At the same time, there's been no shortage of dubious claims made about the president by his political opponents. Republicans have falsely claimed that Obama planned to spend billions on a levitating train and that his stimulus bill would require doctors to follow government orders on what medical treatments can and can't be prescribed, among other nonsense.
And those whoppers are mild compared with some of the positively deranged claims flying about the Internet. No, the national service bill Obama signed won't prevent anybody from going to church, for example. And no, he's not trying to send Social Security checks to illegal immigrants.
Analysis
Economic Cheerleading
Facing some heat from critics who complained that the administration's budget figures are too rosy, Obama offered a misleading defense to a national TV audience during his March 24 prime-time news conference. He said: "Our assumptions are perfectly consistent with what Blue Chip forecasters out there are saying." That wasn't true.

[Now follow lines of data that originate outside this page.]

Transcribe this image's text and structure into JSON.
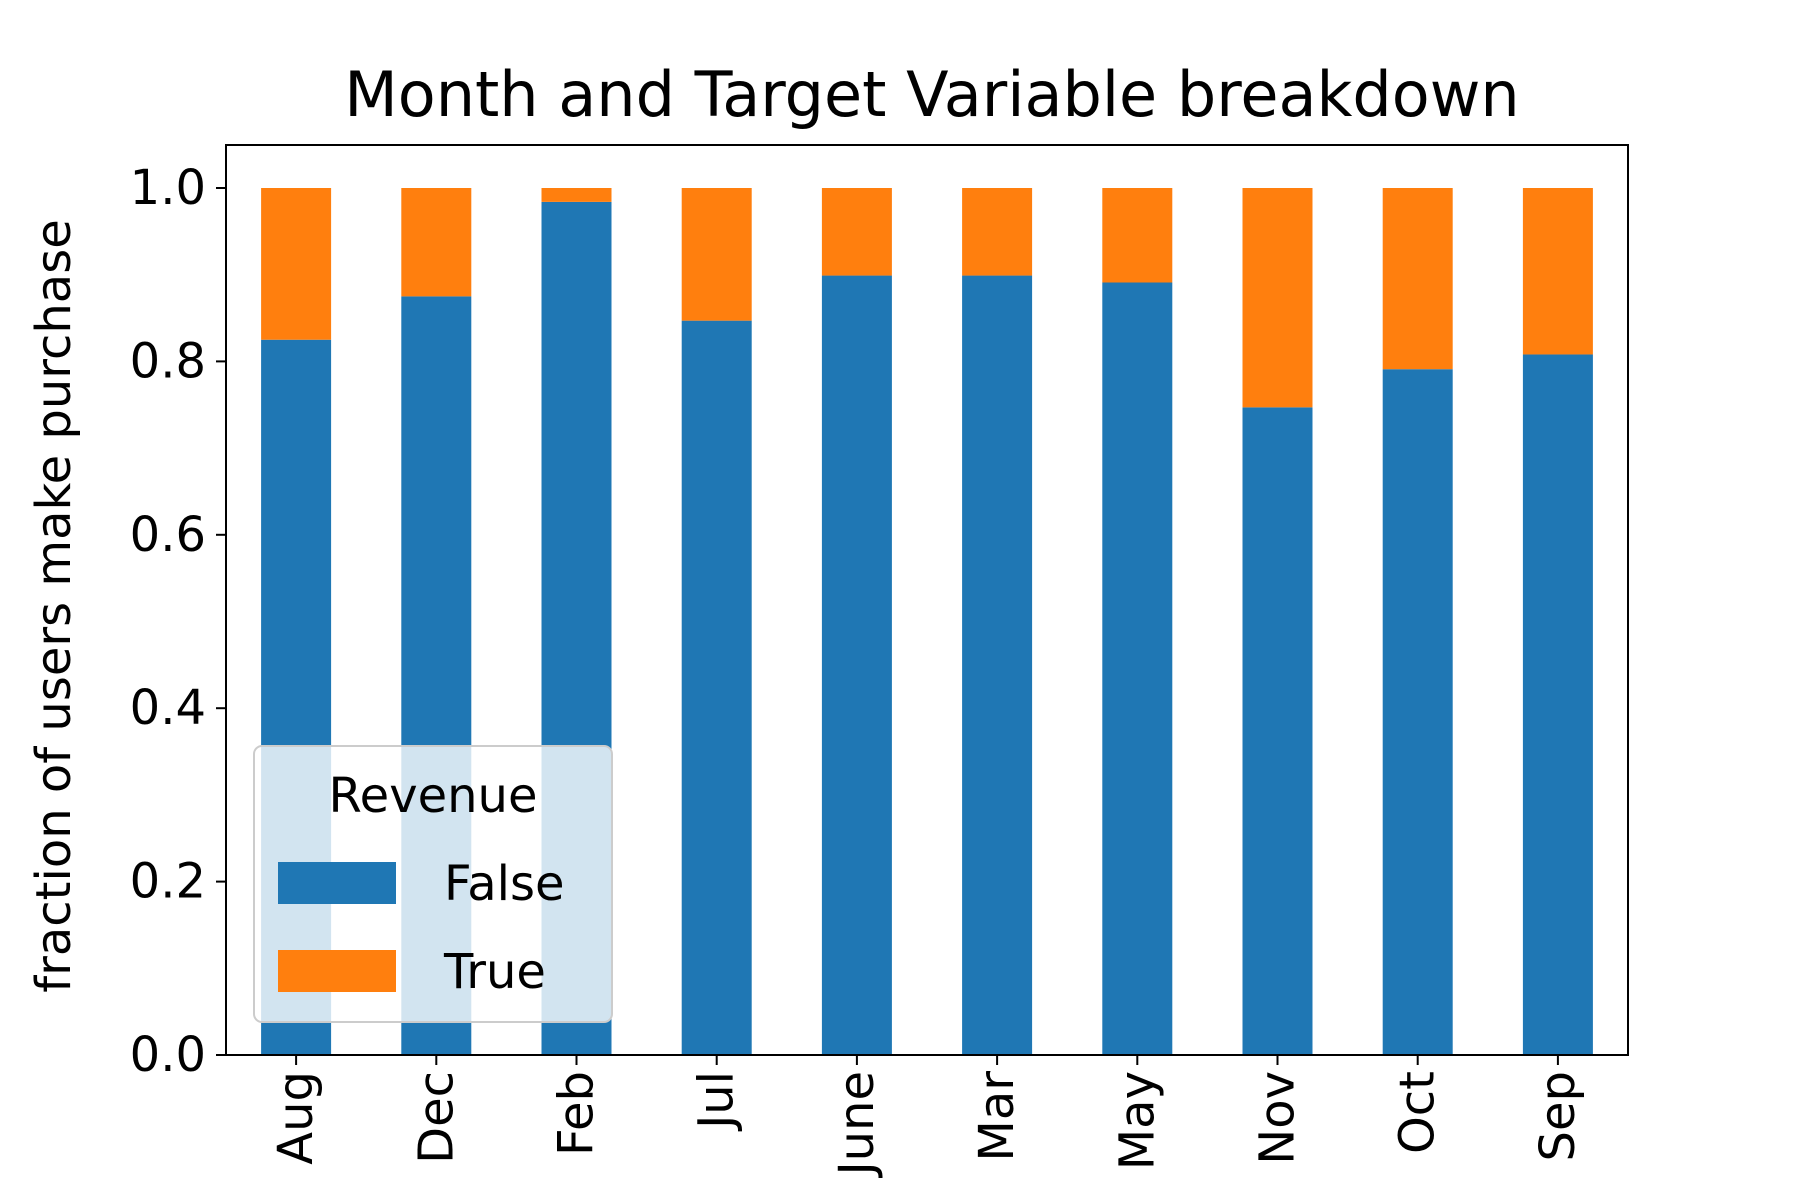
{
  "chart_data": {
    "type": "bar",
    "stacked": true,
    "title": "Month and Target Variable breakdown",
    "xlabel": "",
    "ylabel": "fraction of users make purchase",
    "ylim": [
      0,
      1.05
    ],
    "yticks": [
      "0.0",
      "0.2",
      "0.4",
      "0.6",
      "0.8",
      "1.0"
    ],
    "categories": [
      "Aug",
      "Dec",
      "Feb",
      "Jul",
      "June",
      "Mar",
      "May",
      "Nov",
      "Oct",
      "Sep"
    ],
    "legend": {
      "title": "Revenue",
      "position": "lower-left"
    },
    "grid": false,
    "series": [
      {
        "name": "False",
        "color": "#1f77b4",
        "values": [
          0.825,
          0.875,
          0.984,
          0.847,
          0.899,
          0.899,
          0.891,
          0.747,
          0.791,
          0.808
        ]
      },
      {
        "name": "True",
        "color": "#ff7f0e",
        "values": [
          0.175,
          0.125,
          0.016,
          0.153,
          0.101,
          0.101,
          0.109,
          0.253,
          0.209,
          0.192
        ]
      }
    ]
  }
}
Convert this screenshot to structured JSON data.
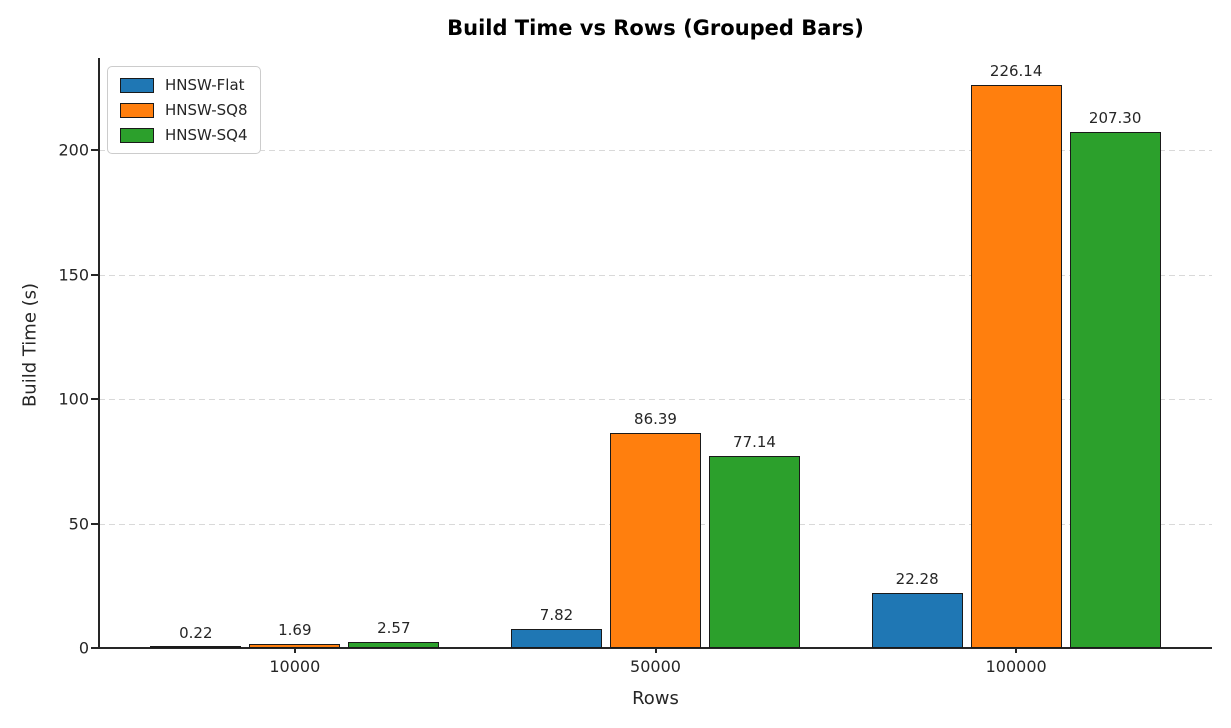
{
  "chart_data": {
    "type": "bar",
    "title": "Build Time vs Rows (Grouped Bars)",
    "xlabel": "Rows",
    "ylabel": "Build Time (s)",
    "categories": [
      "10000",
      "50000",
      "100000"
    ],
    "series": [
      {
        "name": "HNSW-Flat",
        "color": "#1f77b4",
        "values": [
          0.22,
          7.82,
          22.28
        ],
        "labels": [
          "0.22",
          "7.82",
          "22.28"
        ]
      },
      {
        "name": "HNSW-SQ8",
        "color": "#ff7f0e",
        "values": [
          1.69,
          86.39,
          226.14
        ],
        "labels": [
          "1.69",
          "86.39",
          "226.14"
        ]
      },
      {
        "name": "HNSW-SQ4",
        "color": "#2ca02c",
        "values": [
          2.57,
          77.14,
          207.3
        ],
        "labels": [
          "2.57",
          "77.14",
          "207.30"
        ]
      }
    ],
    "yticks": [
      0,
      50,
      100,
      150,
      200
    ],
    "ylim": [
      0,
      237
    ],
    "grid": "horizontal-dashed",
    "legend_position": "upper-left",
    "colors": {
      "bar_edge": "#1a1a1a",
      "spine": "#262626",
      "gridline": "#d9d9d9",
      "text": "#262626",
      "title": "#000000",
      "background": "#ffffff"
    }
  }
}
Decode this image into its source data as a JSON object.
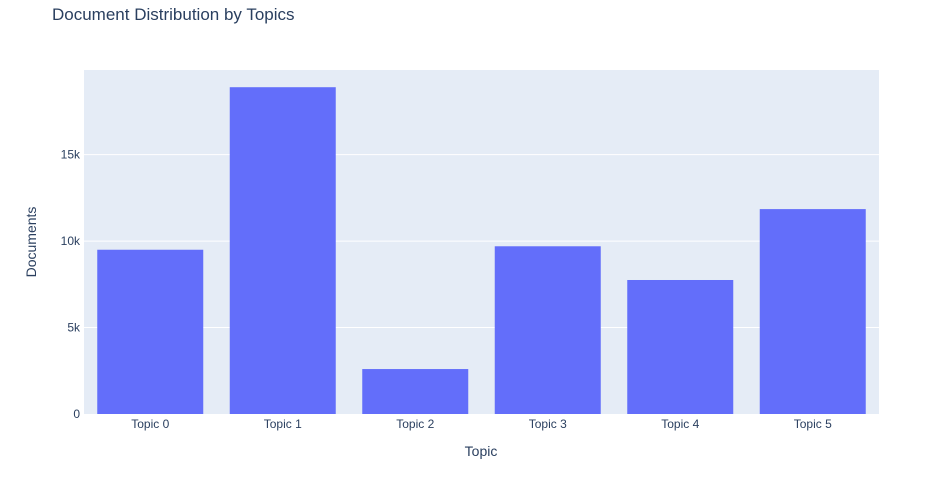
{
  "chart_data": {
    "type": "bar",
    "title": "Document Distribution by Topics",
    "xlabel": "Topic",
    "ylabel": "Documents",
    "categories": [
      "Topic 0",
      "Topic 1",
      "Topic 2",
      "Topic 3",
      "Topic 4",
      "Topic 5"
    ],
    "values": [
      9500,
      18900,
      2600,
      9700,
      7750,
      11850
    ],
    "ylim": [
      0,
      19895
    ],
    "yticks": [
      0,
      5000,
      10000,
      15000
    ],
    "ytick_labels": [
      "0",
      "5k",
      "10k",
      "15k"
    ],
    "grid": true,
    "legend": "none",
    "colors": {
      "bar": "#636efa",
      "plot_bg": "#e5ecf6",
      "grid": "#ffffff",
      "text": "#2a3f5f"
    }
  }
}
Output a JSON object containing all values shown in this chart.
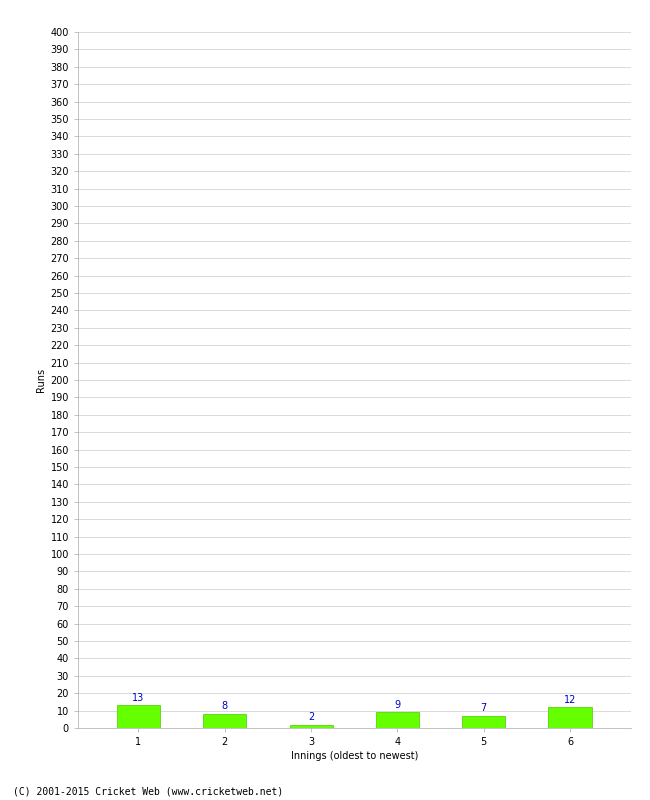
{
  "categories": [
    "1",
    "2",
    "3",
    "4",
    "5",
    "6"
  ],
  "values": [
    13,
    8,
    2,
    9,
    7,
    12
  ],
  "bar_color": "#66ff00",
  "bar_edge_color": "#44cc00",
  "label_color": "#0000cc",
  "ylabel": "Runs",
  "xlabel": "Innings (oldest to newest)",
  "footer": "(C) 2001-2015 Cricket Web (www.cricketweb.net)",
  "ylim": [
    0,
    400
  ],
  "ytick_step": 10,
  "background_color": "#ffffff",
  "grid_color": "#cccccc",
  "label_fontsize": 7,
  "axis_label_fontsize": 7,
  "footer_fontsize": 7,
  "bar_label_fontsize": 7
}
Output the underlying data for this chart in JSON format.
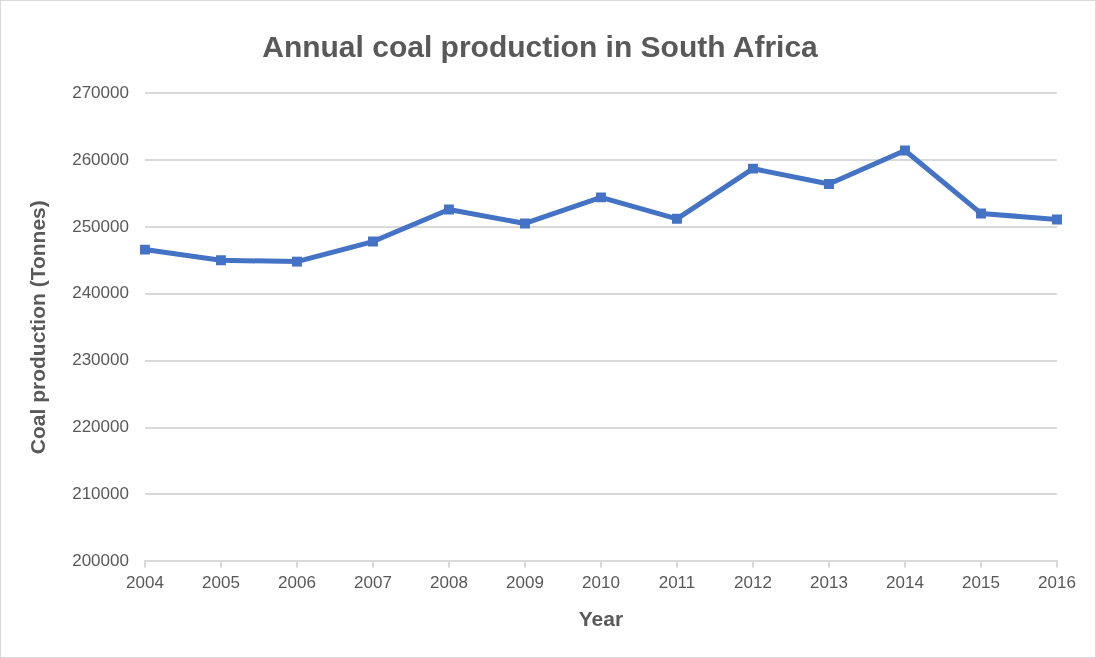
{
  "chart_data": {
    "type": "line",
    "title": "Annual coal production in South Africa",
    "xlabel": "Year",
    "ylabel": "Coal production (Tonnes)",
    "categories": [
      "2004",
      "2005",
      "2006",
      "2007",
      "2008",
      "2009",
      "2010",
      "2011",
      "2012",
      "2013",
      "2014",
      "2015",
      "2016"
    ],
    "series": [
      {
        "color": "#4472c4",
        "values": [
          246600,
          245000,
          244800,
          247800,
          252600,
          250500,
          254400,
          251200,
          258700,
          256400,
          261400,
          252000,
          251100
        ]
      }
    ],
    "ylim": [
      200000,
      270000
    ],
    "yticks": [
      200000,
      210000,
      220000,
      230000,
      240000,
      250000,
      260000,
      270000
    ],
    "grid": "y",
    "legend": false,
    "marker": "square",
    "line_style": "solid"
  }
}
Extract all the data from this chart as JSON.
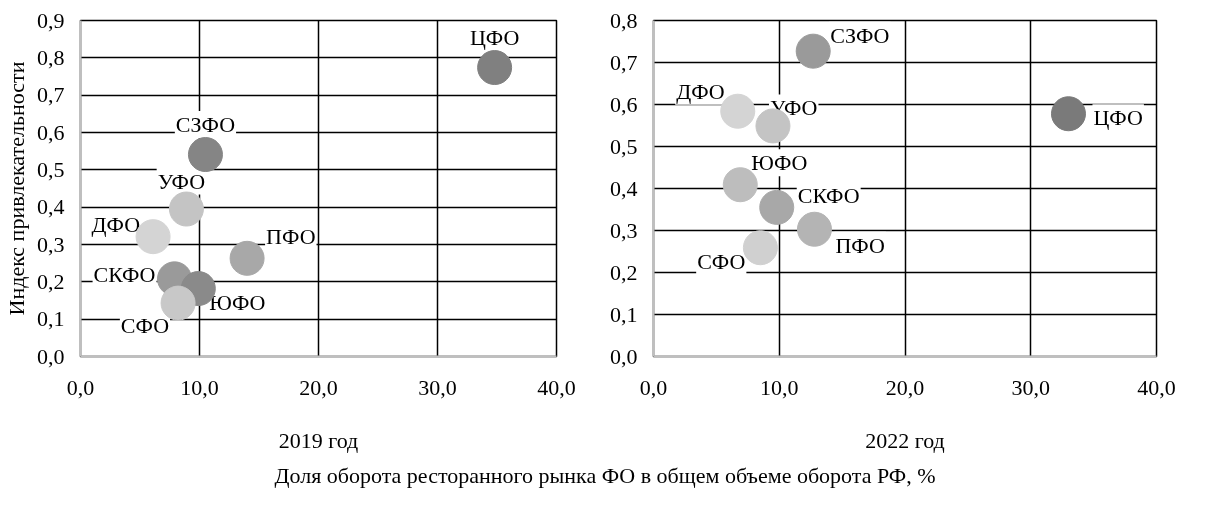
{
  "chart_data": [
    {
      "type": "scatter",
      "xlabel": "2019 год",
      "ylabel": "Индекс привлекательности",
      "marker": "circle",
      "grid": true,
      "x": [
        34.8,
        10.5,
        8.9,
        6.1,
        14.0,
        7.9,
        9.9,
        8.2
      ],
      "values": [
        0.774,
        0.541,
        0.395,
        0.321,
        0.263,
        0.208,
        0.182,
        0.143
      ],
      "colors": [
        "#808080",
        "#858585",
        "#c4c4c4",
        "#d4d4d4",
        "#a8a8a8",
        "#9a9a9a",
        "#8a8a8a",
        "#c8c8c8"
      ],
      "xlim": [
        0,
        40
      ],
      "xticks": [
        {
          "value": 0,
          "label": "0,0"
        },
        {
          "value": 10,
          "label": "10,0"
        },
        {
          "value": 20,
          "label": "20,0"
        },
        {
          "value": 30,
          "label": "30,0"
        },
        {
          "value": 40,
          "label": "40,0"
        }
      ],
      "ylim": [
        0,
        0.9
      ],
      "yticks": [
        {
          "value": 0,
          "label": "0,0"
        },
        {
          "value": 0.1,
          "label": "0,1"
        },
        {
          "value": 0.2,
          "label": "0,2"
        },
        {
          "value": 0.3,
          "label": "0,3"
        },
        {
          "value": 0.4,
          "label": "0,4"
        },
        {
          "value": 0.5,
          "label": "0,5"
        },
        {
          "value": 0.6,
          "label": "0,6"
        },
        {
          "value": 0.7,
          "label": "0,7"
        },
        {
          "value": 0.8,
          "label": "0,8"
        },
        {
          "value": 0.9,
          "label": "0,9"
        }
      ],
      "annotations": [
        {
          "text": "ЦФО",
          "x": 34.8,
          "y": 0.774
        },
        {
          "text": "СЗФО",
          "x": 10.5,
          "y": 0.541
        },
        {
          "text": "УФО",
          "x": 8.9,
          "y": 0.395
        },
        {
          "text": "ДФО",
          "x": 6.1,
          "y": 0.321
        },
        {
          "text": "ПФО",
          "x": 14.0,
          "y": 0.263
        },
        {
          "text": "СКФО",
          "x": 7.9,
          "y": 0.208
        },
        {
          "text": "ЮФО",
          "x": 9.9,
          "y": 0.182
        },
        {
          "text": "СФО",
          "x": 8.2,
          "y": 0.143
        },
        "Доля оборота ресторанного рынка ФО в общем объеме оборота РФ, %"
      ]
    },
    {
      "type": "scatter",
      "xlabel": "2022 год",
      "marker": "circle",
      "grid": true,
      "x": [
        12.7,
        6.7,
        9.5,
        33.0,
        6.9,
        9.8,
        12.8,
        8.5
      ],
      "values": [
        0.727,
        0.584,
        0.549,
        0.578,
        0.409,
        0.355,
        0.303,
        0.259
      ],
      "colors": [
        "#9a9a9a",
        "#d4d4d4",
        "#c4c4c4",
        "#7a7a7a",
        "#bdbdbd",
        "#a8a8a8",
        "#b4b4b4",
        "#d0d0d0"
      ],
      "xlim": [
        0,
        40
      ],
      "xticks": [
        {
          "value": 0,
          "label": "0,0"
        },
        {
          "value": 10,
          "label": "10,0"
        },
        {
          "value": 20,
          "label": "20,0"
        },
        {
          "value": 30,
          "label": "30,0"
        },
        {
          "value": 40,
          "label": "40,0"
        }
      ],
      "ylim": [
        0,
        0.8
      ],
      "yticks": [
        {
          "value": 0,
          "label": "0,0"
        },
        {
          "value": 0.1,
          "label": "0,1"
        },
        {
          "value": 0.2,
          "label": "0,2"
        },
        {
          "value": 0.3,
          "label": "0,3"
        },
        {
          "value": 0.4,
          "label": "0,4"
        },
        {
          "value": 0.5,
          "label": "0,5"
        },
        {
          "value": 0.6,
          "label": "0,6"
        },
        {
          "value": 0.7,
          "label": "0,7"
        },
        {
          "value": 0.8,
          "label": "0,8"
        }
      ],
      "annotations": [
        {
          "text": "СЗФО",
          "x": 12.7,
          "y": 0.727
        },
        {
          "text": "ДФО",
          "x": 6.7,
          "y": 0.584
        },
        {
          "text": "УФО",
          "x": 9.5,
          "y": 0.549
        },
        {
          "text": "ЦФО",
          "x": 33.0,
          "y": 0.578
        },
        {
          "text": "ЮФО",
          "x": 6.9,
          "y": 0.409
        },
        {
          "text": "СКФО",
          "x": 9.8,
          "y": 0.355
        },
        {
          "text": "ПФО",
          "x": 12.8,
          "y": 0.303
        },
        {
          "text": "СФО",
          "x": 8.5,
          "y": 0.259
        }
      ]
    }
  ]
}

Obama was referring to the Blue Chip Economic Indicators, a survey of forecasts from 50 private economists. In fact, at the time he spoke, the most recent Blue Chip forecast was far more pessimistic than the administration's budget projections. That's no small matter, since a weaker economic performance will produce even larger federal deficits than the Obama budget already forecasts.
Obama's Prime Time Pitch
March 25
Budgetspeak
Obama also got it wrong when he claimed in that same speech that "we are reducing nondefense discretionary spending to its lowest level since the '60s." His own forecast puts this figure higher than in many years under Reagan, Clinton or either Bush.
Furthermore, he used the same verbal sleight-of-hand that President George W. Bush had used to deflect attention from the larger truth—that total federal spending is (and was) soaring far beyond the government's means to pay for it. "Nondefense discretionary spending" is just a small slice (under 20 percent) of total spending. It excludes military spending, homeland security spending and rapidly rising Social Security and Medicare spending, among other things. So even if Obama's claim had been true, it would have been misleading—pure spin.